Q. I have been working in publishing since I graduated from college 7 years ago. I am definitely burnt out, and the fact that I have a long commute doesn’t help. I love where we live (we have a great house with a yard where I have my garden, I can ride my bike to the beach, and Target is 10 minutes away), but it takes me an hour and twenty minutes on a bus to get into the city, plus another twenty minutes to walk across town to Grand Central Station.

I think I am bored. My brain feels mushy, my creativity stifled, and I am just tired–and 28 is too young to feel this way. I try not to let it affect me too much, but sometimes it is hard. The sad thing is, I don’t know what else I want to do, and the longer I stay, the more afraid I am to try something else. I know I shouldn’t be complaining because there are so many people out there without jobs, and I have a job with great benefits. My life is wonderful–I live in a beautiful house with an amazing husband and love my friends and family. I just feel like I am missing something. In an ideal world I would be able to take all of the things I love: books, knitting, baking, food, photography..and create the perfect job. Sorry for the long, whiny email. I appreciate you listening to me.

A. Dear E:

This email sounds exactly like one I might have written less than a year ago; trust me, I hear you. When I first moved to NY, I was working as the manager of a law firm while I auditioned for roles, but then slowly stopped acting…and had NO IDEA what I wanted to do. None. I knew I didn’t want to do what I was doing (oh my god, did I hate it), but when I rifled through MediaBistro (or wherever) I still couldn’t find any career path that felt quite…right. Like you, I also had all these weird, disparate interests – entertaining, writing, food, restaurants – and didn’t know how to pick just one to focus on for a career.

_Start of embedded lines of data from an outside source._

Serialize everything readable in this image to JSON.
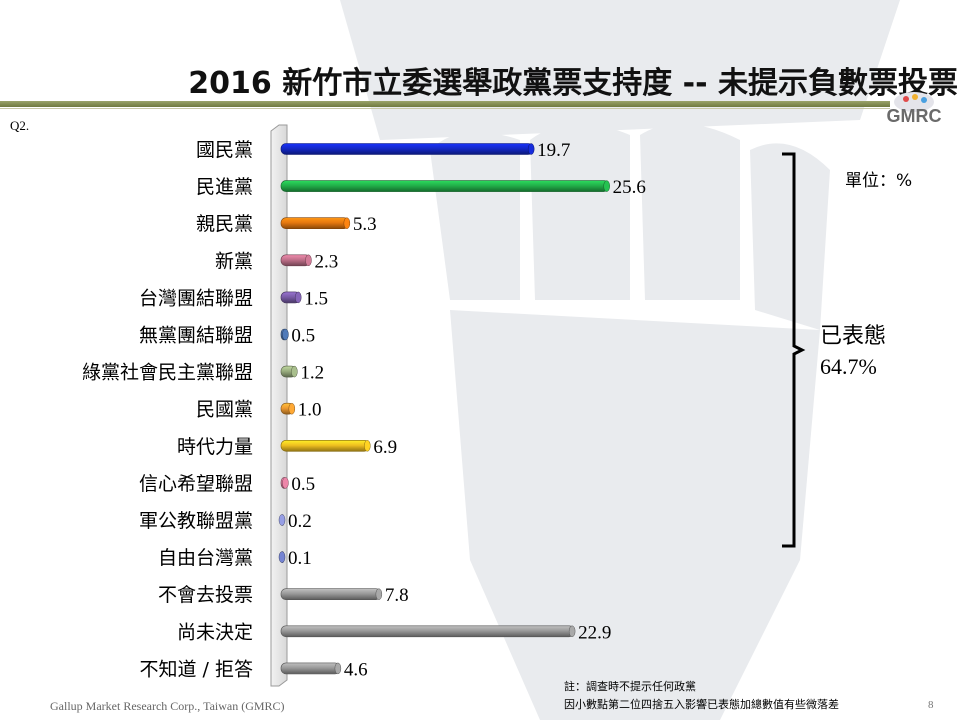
{
  "title": "2016 新竹市立委選舉政黨票支持度 -- 未提示負數票投票",
  "question_code": "Q2.",
  "logo_text": "GMRC",
  "unit_label": "單位：%",
  "bracket": {
    "label": "已表態",
    "value": "64.7%"
  },
  "notes": [
    "註：調查時不提示任何政黨",
    "因小數點第二位四捨五入影響已表態加總數值有些微落差"
  ],
  "footer": "Gallup Market Research Corp., Taiwan (GMRC)",
  "page_number": "8",
  "chart_data": {
    "type": "bar",
    "orientation": "horizontal",
    "categories": [
      "國民黨",
      "民進黨",
      "親民黨",
      "新黨",
      "台灣團結聯盟",
      "無黨團結聯盟",
      "綠黨社會民主黨聯盟",
      "民國黨",
      "時代力量",
      "信心希望聯盟",
      "軍公教聯盟黨",
      "自由台灣黨",
      "不會去投票",
      "尚未決定",
      "不知道 / 拒答"
    ],
    "values": [
      19.7,
      25.6,
      5.3,
      2.3,
      1.5,
      0.5,
      1.2,
      1.0,
      6.9,
      0.5,
      0.2,
      0.1,
      7.8,
      22.9,
      4.6
    ],
    "value_labels": [
      "19.7",
      "25.6",
      "5.3",
      "2.3",
      "1.5",
      "0.5",
      "1.2",
      "1.0",
      "6.9",
      "0.5",
      "0.2",
      "0.1",
      "7.8",
      "22.9",
      "4.6"
    ],
    "colors": [
      "#1428c8",
      "#22b04a",
      "#e6780f",
      "#c0708a",
      "#7a5ca8",
      "#4a70a8",
      "#9aae80",
      "#ee9a30",
      "#f0c020",
      "#d77a9a",
      "#8890d0",
      "#6a78c0",
      "#9a9a9a",
      "#9a9a9a",
      "#9a9a9a"
    ],
    "xlim": [
      0,
      26
    ],
    "grid": false,
    "legend": "none"
  }
}
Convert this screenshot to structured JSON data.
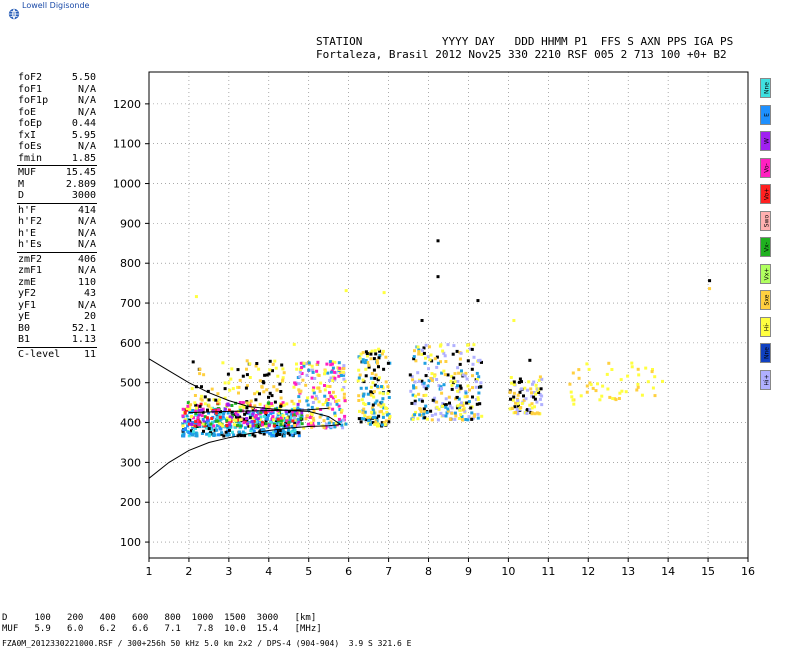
{
  "brand": "Lowell Digisonde",
  "header": {
    "line1": "STATION            YYYY DAY   DDD HHMM P1  FFS S AXN PPS IGA PS",
    "line2": "Fortaleza, Brasil 2012 Nov25 330 2210 RSF 005 2 713 100 +0+ B2"
  },
  "params": [
    {
      "key": "foF2",
      "value": "5.50"
    },
    {
      "key": "foF1",
      "value": "N/A"
    },
    {
      "key": "foF1p",
      "value": "N/A"
    },
    {
      "key": "foE",
      "value": "N/A"
    },
    {
      "key": "foEp",
      "value": "0.44"
    },
    {
      "key": "fxI",
      "value": "5.95"
    },
    {
      "key": "foEs",
      "value": "N/A"
    },
    {
      "key": "fmin",
      "value": "1.85"
    },
    {
      "key": "MUF",
      "value": "15.45"
    },
    {
      "key": "M",
      "value": "2.809"
    },
    {
      "key": "D",
      "value": "3000"
    },
    {
      "key": "h'F",
      "value": "414"
    },
    {
      "key": "h'F2",
      "value": "N/A"
    },
    {
      "key": "h'E",
      "value": "N/A"
    },
    {
      "key": "h'Es",
      "value": "N/A"
    },
    {
      "key": "zmF2",
      "value": "406"
    },
    {
      "key": "zmF1",
      "value": "N/A"
    },
    {
      "key": "zmE",
      "value": "110"
    },
    {
      "key": "yF2",
      "value": "43"
    },
    {
      "key": "yF1",
      "value": "N/A"
    },
    {
      "key": "yE",
      "value": "20"
    },
    {
      "key": "B0",
      "value": "52.1"
    },
    {
      "key": "B1",
      "value": "1.13"
    },
    {
      "key": "C-level",
      "value": "11"
    }
  ],
  "legend": [
    {
      "label": "Nne",
      "color": "#40e0e0"
    },
    {
      "label": "E",
      "color": "#1e90ff"
    },
    {
      "label": "W",
      "color": "#a020f0"
    },
    {
      "label": "Vo-",
      "color": "#ff20c0"
    },
    {
      "label": "Vo+",
      "color": "#ff2020"
    },
    {
      "label": "Swo",
      "color": "#ffb0b0"
    },
    {
      "label": "Vx-",
      "color": "#20b020"
    },
    {
      "label": "Vx+",
      "color": "#b0ff60"
    },
    {
      "label": "Sxe",
      "color": "#ffd040"
    },
    {
      "label": "Hi-",
      "color": "#ffff40"
    },
    {
      "label": "Nne",
      "color": "#1040c0"
    },
    {
      "label": "Hi+",
      "color": "#b0b0ff"
    }
  ],
  "footer": {
    "d_row": "D     100   200   400   600   800  1000  1500  3000   [km]",
    "muf_row": "MUF   5.9   6.0   6.2   6.6   7.1   7.8  10.0  15.4   [MHz]",
    "file_line": "FZA0M_2012330221000.RSF / 300+256h 50 kHz 5.0 km 2x2 / DPS-4 (904-904)  3.9 S 321.6 E"
  },
  "chart_data": {
    "type": "scatter",
    "x_ticks": [
      1,
      2,
      3,
      4,
      5,
      6,
      7,
      8,
      9,
      10,
      11,
      12,
      13,
      14,
      15,
      16
    ],
    "y_ticks": [
      100,
      200,
      300,
      400,
      500,
      600,
      700,
      800,
      900,
      1000,
      1100,
      1200
    ],
    "xlim": [
      1,
      16
    ],
    "ylim": [
      60,
      1280
    ],
    "grid": true,
    "clusters": [
      {
        "x": [
          1.8,
          4.8
        ],
        "y": [
          370,
          440
        ],
        "colors": [
          "#20a0e0",
          "#1e90ff",
          "#000000",
          "#40e0e0"
        ],
        "n": 380
      },
      {
        "x": [
          1.8,
          4.8
        ],
        "y": [
          395,
          455
        ],
        "colors": [
          "#ffff40",
          "#ff20c0",
          "#a020f0",
          "#20b020",
          "#ff2020"
        ],
        "n": 220
      },
      {
        "x": [
          2.0,
          4.6
        ],
        "y": [
          440,
          560
        ],
        "colors": [
          "#ffff40",
          "#ffd040",
          "#000000"
        ],
        "n": 110
      },
      {
        "x": [
          4.6,
          5.9
        ],
        "y": [
          390,
          560
        ],
        "colors": [
          "#ffff40",
          "#ffd040",
          "#20a0e0",
          "#b0b0ff",
          "#ff20c0"
        ],
        "n": 200
      },
      {
        "x": [
          6.2,
          7.0
        ],
        "y": [
          395,
          590
        ],
        "colors": [
          "#ffff40",
          "#ffd040",
          "#000000",
          "#20a0e0"
        ],
        "n": 160
      },
      {
        "x": [
          7.5,
          9.3
        ],
        "y": [
          410,
          600
        ],
        "colors": [
          "#ffff40",
          "#ffd040",
          "#20a0e0",
          "#000000",
          "#b0b0ff"
        ],
        "n": 260
      },
      {
        "x": [
          10.0,
          10.8
        ],
        "y": [
          425,
          520
        ],
        "colors": [
          "#ffff40",
          "#ffd040",
          "#000000",
          "#b0b0ff"
        ],
        "n": 90
      },
      {
        "x": [
          11.5,
          13.9
        ],
        "y": [
          460,
          560
        ],
        "colors": [
          "#ffff40",
          "#ffd040"
        ],
        "n": 50
      }
    ],
    "traces": [
      {
        "x": [
          1.0,
          1.5,
          2.0,
          2.5,
          3.0,
          3.5,
          4.0,
          4.5,
          5.0,
          5.5,
          5.8
        ],
        "y": [
          560,
          530,
          500,
          475,
          455,
          440,
          435,
          430,
          428,
          415,
          395
        ]
      },
      {
        "x": [
          1.0,
          1.5,
          2.0,
          2.5,
          3.0,
          3.5,
          4.0,
          4.5,
          5.0,
          5.5,
          5.8
        ],
        "y": [
          260,
          300,
          330,
          350,
          362,
          372,
          380,
          386,
          390,
          392,
          395
        ]
      },
      {
        "x": [
          2.0,
          3.0,
          4.0,
          5.0,
          5.5
        ],
        "y": [
          425,
          428,
          430,
          432,
          436
        ]
      }
    ]
  }
}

I remember my aunt once said to me, “Jordan, really: grow up. You have to pick. You can’t just keep doing a million different things.” But she was wrong: I didn’t have to pick, as it turns out, and I have faith that I’ll be able to build a career that allows me to explore everything that I love. I have faith that you will, too.

I really do believe – or at least I’ve learned over the course of the past year – that your career can be shaped to fit your interests…so long as you’re willing to make certain sacrifices, or at least take certain risks. If making a lot of money is a priority, that changes things. For me, it’s not a priority quite yet, because we live very inexpensively and have no kids, but I’m sure things would be different if we had a family. Would I have quit a relatively high-paying job to join NonSociety? Maybe not. But that doesn’t mean that I wouldn’t have found my way to where I am right now in some other fashion – and let me tell you, it’s a place that makes me incredibly, incredibly happy each and every day.

I know what you mean about feeling ungrateful – you’ve got the house, the husband, the good job – but sometimes it just doesn’t feel like enough. And that’s because, for whatever reason, it’s not enough for you…and that’s not something that you have to apologize for. To anyone. It’s great that you’ve figured out that something needs to change; now all you have to do is figure out what, exactly, that is.

That said, I know it’s hard to make a career switch. Here’s an idea: in the fields that you’re interested in (which sound kinda like the fields that I’m interested in), there’s a lot of opportunity for people who are willing to work for free. Have you thought about dabbling a bit in these arenas in your spare time to see if anything really hits home for you (for example, writing guest posts for blogs that focus on baking or knitting)? That way you can try a whole bunch of different things out in a relatively low-committment way…and if something really hits home for you and fulfills you in that way that you’ve been searching for…well, you’ll know what to do.